Writers: Ian Hislop & Nick Newman
Director: Caroline Leslie
Reviewer: Selwyn Knight
1916. Ypres. A unit of the Sherwood Foresters, led by mining engineer Captain Frederick John Roberts, is looking to salvage timber or metal with which to shore up the trenches. They come across an abandoned printing press and, in a flash of eccentric British brilliance, Roberts, an engineer with no previous experience of writing but a sharp and dry wit, decides to salvage the press and produce a comic paper, The Wipers Times, that will prove a release for the frustrations of the men at the front line and, occasionally, an embarrassment to the brass hats of the military command.
Over two years and with three different presses, 23 issues were published, helping maintain the morale of the Tommies in the trenches with its satirical, often gallows, humour. Then, after the war, almost nothing. Facsimile editions of the paper were produced but it was largely forgotten, a footnote to history.
The Wipers Times gave Tommies a voice, pricking the egos of those in power; it started a tradition of satire that continues to this day and Private Eye could be considered a successor so it is not surprising that it was Ian Hislop who, on learning of the journal, would see the potential in its story and seek to tell it. Together with Nick Newman, he pitched the idea repeatedly, making a BAFTA-winning TV drama that paved the way to the current stage production.
In the intervening years, there have been dramas that have sought to deal with the issues The Wipers Times addressed: Oh What a Lovely War! and Blackadder Goes Forth immediately spring to mind, and their influences in the current production are clear. What separates The Wipers Times from these is the fact that it is a story about real men who took part in some of the most gruesome battles with true heroism – Captain Roberts was awarded the Military Cross for gallantry – and who responded not with pessimism and fear but with courage.
The show itself is a mixture of extracts from the paper, sometimes performed as songs or music hall sketches, together with the story of the men involved and the brass hats who either feared or encouraged them in their morale-boosting efforts. Central to the story are, of course, Roberts (James Dutton) and his assistant, Lieutenant Pearson (George Kemp). Their relationship, optimism and good humour shine through every moment onstage as they flesh out the characters behind the paper. Dutton is cheerfully irreverent almost to the point of insubordination, so that he often appears to be on the verge of laughter at the absurdities of the war they are fighting – a memorable illustration of this being when they are visited by Sam Ducane’s stuffed-shirt Lieutenant Colonel Howfield who berates them for not undergoing enough sorties asking, ‘Are You Offensive Enough?’ … the men certainly agree they could be more offensive. Ducane’s Howfield does stray rather into caricature, especially when contrasted with his commanding officer, General Mitford (Dan Mersh) who shows how well some of the bureaucracy understood the need for such a safety valve as The Wipers Times; Mersh is also delightfully down-to-earth as Sergeant Tyler, the peacetime printer who keeps the presses running.

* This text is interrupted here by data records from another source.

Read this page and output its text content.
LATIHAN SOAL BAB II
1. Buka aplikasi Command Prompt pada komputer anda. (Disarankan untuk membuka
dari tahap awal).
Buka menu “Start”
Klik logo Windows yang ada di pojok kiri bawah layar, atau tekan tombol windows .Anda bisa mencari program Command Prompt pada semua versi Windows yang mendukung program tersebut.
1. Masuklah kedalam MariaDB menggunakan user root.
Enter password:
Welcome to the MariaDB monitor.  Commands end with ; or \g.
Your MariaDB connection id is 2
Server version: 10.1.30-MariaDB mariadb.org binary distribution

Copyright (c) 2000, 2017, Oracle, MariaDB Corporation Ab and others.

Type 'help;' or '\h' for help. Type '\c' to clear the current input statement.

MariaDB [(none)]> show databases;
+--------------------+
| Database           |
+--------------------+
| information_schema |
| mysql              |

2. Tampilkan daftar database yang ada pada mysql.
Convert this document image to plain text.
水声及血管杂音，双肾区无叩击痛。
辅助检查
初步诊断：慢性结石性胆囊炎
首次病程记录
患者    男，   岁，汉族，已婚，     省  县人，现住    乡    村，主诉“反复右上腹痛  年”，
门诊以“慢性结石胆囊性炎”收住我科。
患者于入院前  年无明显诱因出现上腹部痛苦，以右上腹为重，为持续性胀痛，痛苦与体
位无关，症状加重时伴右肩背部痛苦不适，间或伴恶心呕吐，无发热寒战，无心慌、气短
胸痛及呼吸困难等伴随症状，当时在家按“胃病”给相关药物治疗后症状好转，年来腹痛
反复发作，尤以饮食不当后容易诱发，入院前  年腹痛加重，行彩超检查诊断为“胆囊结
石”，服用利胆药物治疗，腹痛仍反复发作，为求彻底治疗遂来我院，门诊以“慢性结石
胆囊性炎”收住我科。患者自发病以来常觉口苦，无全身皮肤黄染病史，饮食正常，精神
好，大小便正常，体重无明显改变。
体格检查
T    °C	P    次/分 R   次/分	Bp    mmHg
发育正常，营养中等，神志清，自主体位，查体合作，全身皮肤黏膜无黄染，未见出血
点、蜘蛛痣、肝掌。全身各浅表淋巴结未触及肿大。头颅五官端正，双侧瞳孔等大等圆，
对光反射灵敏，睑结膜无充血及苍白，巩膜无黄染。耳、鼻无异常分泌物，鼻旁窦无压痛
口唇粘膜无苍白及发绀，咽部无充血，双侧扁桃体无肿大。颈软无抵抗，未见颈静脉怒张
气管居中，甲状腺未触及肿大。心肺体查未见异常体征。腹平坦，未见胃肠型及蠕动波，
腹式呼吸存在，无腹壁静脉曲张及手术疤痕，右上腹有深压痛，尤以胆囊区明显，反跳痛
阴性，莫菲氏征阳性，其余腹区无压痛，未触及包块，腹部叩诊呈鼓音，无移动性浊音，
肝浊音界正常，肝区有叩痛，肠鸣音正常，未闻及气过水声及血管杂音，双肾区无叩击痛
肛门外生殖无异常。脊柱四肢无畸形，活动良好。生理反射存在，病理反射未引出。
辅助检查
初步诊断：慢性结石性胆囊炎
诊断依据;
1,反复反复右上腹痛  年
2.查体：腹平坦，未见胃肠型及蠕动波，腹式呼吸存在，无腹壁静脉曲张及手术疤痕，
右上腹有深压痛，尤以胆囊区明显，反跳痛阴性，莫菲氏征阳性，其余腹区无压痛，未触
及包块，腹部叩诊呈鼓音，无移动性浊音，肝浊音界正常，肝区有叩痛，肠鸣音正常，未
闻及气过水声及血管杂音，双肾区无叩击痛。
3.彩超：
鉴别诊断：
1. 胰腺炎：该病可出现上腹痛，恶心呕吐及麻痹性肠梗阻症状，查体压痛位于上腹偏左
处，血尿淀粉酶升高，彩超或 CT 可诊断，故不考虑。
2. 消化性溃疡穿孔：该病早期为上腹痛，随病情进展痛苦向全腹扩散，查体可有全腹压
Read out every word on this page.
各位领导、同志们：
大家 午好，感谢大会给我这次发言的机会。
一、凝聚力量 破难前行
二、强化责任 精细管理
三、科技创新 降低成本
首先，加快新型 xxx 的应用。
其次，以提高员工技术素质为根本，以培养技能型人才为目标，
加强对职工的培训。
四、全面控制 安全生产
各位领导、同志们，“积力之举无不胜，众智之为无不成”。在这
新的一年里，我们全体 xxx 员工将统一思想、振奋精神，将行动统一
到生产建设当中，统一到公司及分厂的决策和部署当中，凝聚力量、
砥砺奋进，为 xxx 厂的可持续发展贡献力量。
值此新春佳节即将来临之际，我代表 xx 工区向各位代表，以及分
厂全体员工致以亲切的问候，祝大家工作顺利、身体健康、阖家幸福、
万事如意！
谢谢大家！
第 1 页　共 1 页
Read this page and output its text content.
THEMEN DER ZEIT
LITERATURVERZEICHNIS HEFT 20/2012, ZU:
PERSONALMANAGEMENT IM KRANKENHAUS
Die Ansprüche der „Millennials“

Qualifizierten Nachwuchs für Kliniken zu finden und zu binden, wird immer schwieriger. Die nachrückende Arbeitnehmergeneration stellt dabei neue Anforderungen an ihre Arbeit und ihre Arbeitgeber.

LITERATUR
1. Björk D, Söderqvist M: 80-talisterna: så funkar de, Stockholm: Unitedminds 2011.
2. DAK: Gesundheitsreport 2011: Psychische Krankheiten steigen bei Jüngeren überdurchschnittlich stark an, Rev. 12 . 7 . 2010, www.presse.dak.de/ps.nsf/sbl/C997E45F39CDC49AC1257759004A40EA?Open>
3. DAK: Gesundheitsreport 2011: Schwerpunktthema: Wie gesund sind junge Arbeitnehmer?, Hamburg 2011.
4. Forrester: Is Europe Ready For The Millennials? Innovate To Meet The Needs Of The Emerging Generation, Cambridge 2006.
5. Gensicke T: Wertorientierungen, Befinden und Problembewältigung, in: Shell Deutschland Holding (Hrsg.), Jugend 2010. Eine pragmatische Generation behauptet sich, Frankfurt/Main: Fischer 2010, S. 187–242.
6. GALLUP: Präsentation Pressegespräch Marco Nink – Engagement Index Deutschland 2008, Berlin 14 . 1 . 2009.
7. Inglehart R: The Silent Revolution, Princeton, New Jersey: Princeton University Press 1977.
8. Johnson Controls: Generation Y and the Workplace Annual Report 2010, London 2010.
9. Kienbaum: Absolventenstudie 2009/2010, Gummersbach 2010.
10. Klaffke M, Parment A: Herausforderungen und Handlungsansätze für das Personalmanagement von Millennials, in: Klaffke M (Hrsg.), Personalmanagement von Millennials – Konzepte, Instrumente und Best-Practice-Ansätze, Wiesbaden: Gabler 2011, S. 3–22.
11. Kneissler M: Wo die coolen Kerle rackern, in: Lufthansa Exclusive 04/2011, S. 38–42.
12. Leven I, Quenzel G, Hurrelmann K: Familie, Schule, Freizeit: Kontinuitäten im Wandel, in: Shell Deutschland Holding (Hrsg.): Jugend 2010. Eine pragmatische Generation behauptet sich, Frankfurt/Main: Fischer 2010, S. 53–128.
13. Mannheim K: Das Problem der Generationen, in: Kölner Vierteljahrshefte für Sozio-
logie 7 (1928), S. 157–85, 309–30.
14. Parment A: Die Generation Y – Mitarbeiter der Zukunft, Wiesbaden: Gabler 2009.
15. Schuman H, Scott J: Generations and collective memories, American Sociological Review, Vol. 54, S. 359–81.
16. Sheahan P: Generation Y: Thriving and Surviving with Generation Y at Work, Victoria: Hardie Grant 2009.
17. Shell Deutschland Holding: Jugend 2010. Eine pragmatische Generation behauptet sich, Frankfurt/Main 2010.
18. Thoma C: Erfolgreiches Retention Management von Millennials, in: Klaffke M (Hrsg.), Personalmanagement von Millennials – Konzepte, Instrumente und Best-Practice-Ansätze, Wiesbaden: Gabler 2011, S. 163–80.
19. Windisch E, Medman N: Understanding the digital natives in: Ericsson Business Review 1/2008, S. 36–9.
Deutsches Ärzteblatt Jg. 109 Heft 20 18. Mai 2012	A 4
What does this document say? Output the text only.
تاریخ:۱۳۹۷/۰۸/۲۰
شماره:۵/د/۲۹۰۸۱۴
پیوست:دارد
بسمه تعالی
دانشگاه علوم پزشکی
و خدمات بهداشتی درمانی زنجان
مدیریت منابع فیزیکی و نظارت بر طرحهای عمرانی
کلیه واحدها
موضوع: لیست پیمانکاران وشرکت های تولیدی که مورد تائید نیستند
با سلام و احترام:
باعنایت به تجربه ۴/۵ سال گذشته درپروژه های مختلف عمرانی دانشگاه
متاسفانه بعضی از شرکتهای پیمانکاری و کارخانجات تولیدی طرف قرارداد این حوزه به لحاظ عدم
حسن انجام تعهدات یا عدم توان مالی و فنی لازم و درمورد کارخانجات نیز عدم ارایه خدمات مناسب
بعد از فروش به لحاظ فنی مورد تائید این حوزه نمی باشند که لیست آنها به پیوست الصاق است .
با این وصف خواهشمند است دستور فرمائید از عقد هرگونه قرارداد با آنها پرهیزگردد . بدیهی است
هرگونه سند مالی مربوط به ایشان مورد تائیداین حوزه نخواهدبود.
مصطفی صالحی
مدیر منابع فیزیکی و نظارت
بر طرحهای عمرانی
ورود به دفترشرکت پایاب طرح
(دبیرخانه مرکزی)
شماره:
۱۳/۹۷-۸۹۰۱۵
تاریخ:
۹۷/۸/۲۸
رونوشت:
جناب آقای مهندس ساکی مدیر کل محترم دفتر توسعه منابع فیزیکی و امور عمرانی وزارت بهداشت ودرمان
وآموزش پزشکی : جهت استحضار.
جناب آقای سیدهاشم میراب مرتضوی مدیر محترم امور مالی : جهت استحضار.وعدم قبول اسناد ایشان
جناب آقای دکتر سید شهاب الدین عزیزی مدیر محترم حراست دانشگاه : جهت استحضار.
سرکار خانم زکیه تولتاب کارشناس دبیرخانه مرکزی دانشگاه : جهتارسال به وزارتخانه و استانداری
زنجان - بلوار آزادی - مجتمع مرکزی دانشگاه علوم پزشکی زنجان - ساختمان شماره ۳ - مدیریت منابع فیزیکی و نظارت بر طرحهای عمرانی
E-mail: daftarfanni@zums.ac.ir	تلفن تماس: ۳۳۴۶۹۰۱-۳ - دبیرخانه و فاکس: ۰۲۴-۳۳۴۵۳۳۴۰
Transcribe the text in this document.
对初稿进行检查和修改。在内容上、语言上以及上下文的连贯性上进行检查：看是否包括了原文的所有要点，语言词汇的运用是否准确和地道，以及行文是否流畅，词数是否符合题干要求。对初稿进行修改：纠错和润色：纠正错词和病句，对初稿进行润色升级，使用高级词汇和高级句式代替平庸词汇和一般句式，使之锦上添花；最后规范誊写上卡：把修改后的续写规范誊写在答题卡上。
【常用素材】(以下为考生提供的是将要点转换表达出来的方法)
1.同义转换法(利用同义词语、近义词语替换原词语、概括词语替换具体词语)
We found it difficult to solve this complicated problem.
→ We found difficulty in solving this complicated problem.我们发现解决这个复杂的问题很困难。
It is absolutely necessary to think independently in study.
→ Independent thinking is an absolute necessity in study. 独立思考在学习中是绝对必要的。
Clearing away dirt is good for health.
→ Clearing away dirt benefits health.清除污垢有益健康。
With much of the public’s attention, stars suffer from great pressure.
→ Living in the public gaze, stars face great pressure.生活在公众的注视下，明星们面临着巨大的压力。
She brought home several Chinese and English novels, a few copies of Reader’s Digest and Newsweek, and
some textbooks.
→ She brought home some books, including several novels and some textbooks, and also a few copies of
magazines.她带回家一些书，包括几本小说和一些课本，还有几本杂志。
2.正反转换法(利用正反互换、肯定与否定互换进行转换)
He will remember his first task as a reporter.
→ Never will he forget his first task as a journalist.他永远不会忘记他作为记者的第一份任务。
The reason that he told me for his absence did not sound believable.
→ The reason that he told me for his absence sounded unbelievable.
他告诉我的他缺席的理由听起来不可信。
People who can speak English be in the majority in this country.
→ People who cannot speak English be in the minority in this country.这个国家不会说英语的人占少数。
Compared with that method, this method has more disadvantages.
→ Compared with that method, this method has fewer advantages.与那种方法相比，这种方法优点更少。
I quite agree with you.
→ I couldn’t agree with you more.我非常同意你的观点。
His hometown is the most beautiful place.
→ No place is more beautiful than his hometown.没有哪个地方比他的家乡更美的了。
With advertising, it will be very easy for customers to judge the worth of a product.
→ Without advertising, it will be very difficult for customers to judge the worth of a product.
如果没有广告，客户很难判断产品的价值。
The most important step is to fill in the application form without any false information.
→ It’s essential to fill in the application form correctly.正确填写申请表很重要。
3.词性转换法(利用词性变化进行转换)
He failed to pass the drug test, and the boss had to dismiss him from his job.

It’s not all belly laughs: there are poignant moments when the men go over the top and also when, on leave in London with his wife, we see another side to Roberts and the impact of the war on the population at home.
But this is primarily the story of a remarkable newspaper so one can forgive the two-dimensionality of many of the supporting characters, an inspirational story of British eccentricity and pluck under fire, a source of some national pride. As it comes to the end of its 2018 tour it’s a piece well worth catching.